SNOMED aims to become the standard computerised medical vocabulary system, and has been designed as part of an overall healthcare system within the US, which aspires to standardise terminologies and technology, limiting the number of standards currently being used.

"With the increasing use of electronic medical records and other computerised methods for managing healthcare data, the issues around electronic data standards and standardised terminologies will become increasingly important," said Andrew von Eschenbach, the Acting Commissioner of the FDA.

"Once we have implemented a national e-health record, health professionals will have quick, reliable, and secure access to patient information that can be cross-referenced with critical treatment information, including the information in the Highlights section of drug labelling."

Central to the system is the "Problem List" Subset of SNOMED, which has been implemented to electronically code certain terms in the Highlights data elements of the new format for prescription drug information.

The format - required at the beginning June 30, 2006 - is for recently (within the last 5 years) and newly approved drug products and has been developed to provide coding for clinical terminology to make it computer readable across systems.

For example, the term for a heart attack can also be called a myocardial infarction, infarct, or an MI.

SNOMED provides one code for all of these terms for use in product labelling, enabling the electronic exchange of important health information from system to system.

"The use of SNOMED in this way opens the door to establishing another key element in building a unified electronic health information infrastructure in the US," said von Eschenbach.

"We are committed to electronic exchange of safety information on prescription drug products globally," he added.

The >FDA's adoption of SNOMED comes into line with the May 2005 Department of Health and Human Services (HHS) announcement that SNOMED CT will be used by federal agencies for the exchange of clinical information across the federal government for laboratory result contents, non-laboratory interventions and procedures, anatomy, diagnoses and problems, and nursing.

Additionally, the FDA will also be working with the federal Health IT Standards Panel as SNOMED is implemented.

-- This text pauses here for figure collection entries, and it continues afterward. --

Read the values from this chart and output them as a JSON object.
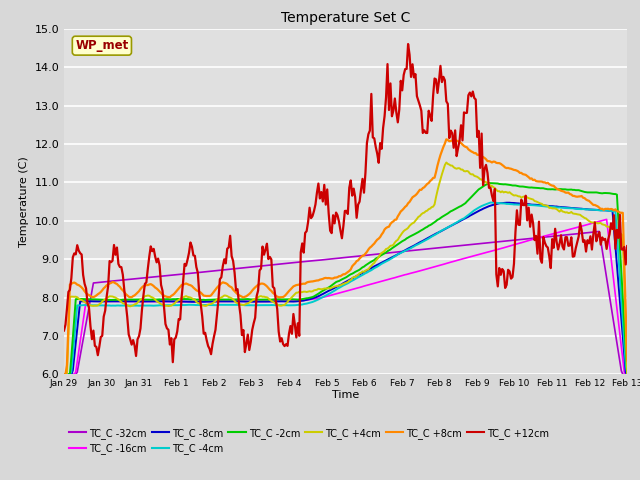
{
  "title": "Temperature Set C",
  "xlabel": "Time",
  "ylabel": "Temperature (C)",
  "ylim": [
    6.0,
    15.0
  ],
  "yticks": [
    6.0,
    7.0,
    8.0,
    9.0,
    10.0,
    11.0,
    12.0,
    13.0,
    14.0,
    15.0
  ],
  "xtick_labels": [
    "Jan 29",
    "Jan 30",
    "Jan 31",
    "Feb 1",
    "Feb 2",
    "Feb 3",
    "Feb 4",
    "Feb 5",
    "Feb 6",
    "Feb 7",
    "Feb 8",
    "Feb 9",
    "Feb 10",
    "Feb 11",
    "Feb 12",
    "Feb 13"
  ],
  "annotation_text": "WP_met",
  "series_colors": {
    "TC_C -32cm": "#aa00cc",
    "TC_C -16cm": "#ff00ff",
    "TC_C -8cm": "#0000cc",
    "TC_C -4cm": "#00cccc",
    "TC_C -2cm": "#00cc00",
    "TC_C +4cm": "#cccc00",
    "TC_C +8cm": "#ff8800",
    "TC_C +12cm": "#cc0000"
  },
  "fig_bg": "#d8d8d8",
  "plot_bg": "#e0e0e0"
}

The Problem List Subset of codes to be used within labelling will be made available free of charge through the National Cancer Institute (NCI) web site.

The new labelling format will be integrated into the FDA's other e-Health efforts. As prescription information is updated in this new format it will be used to provide medication information for DailyMed - an online health information clearing house, which maintains the most up-to-date medication information free.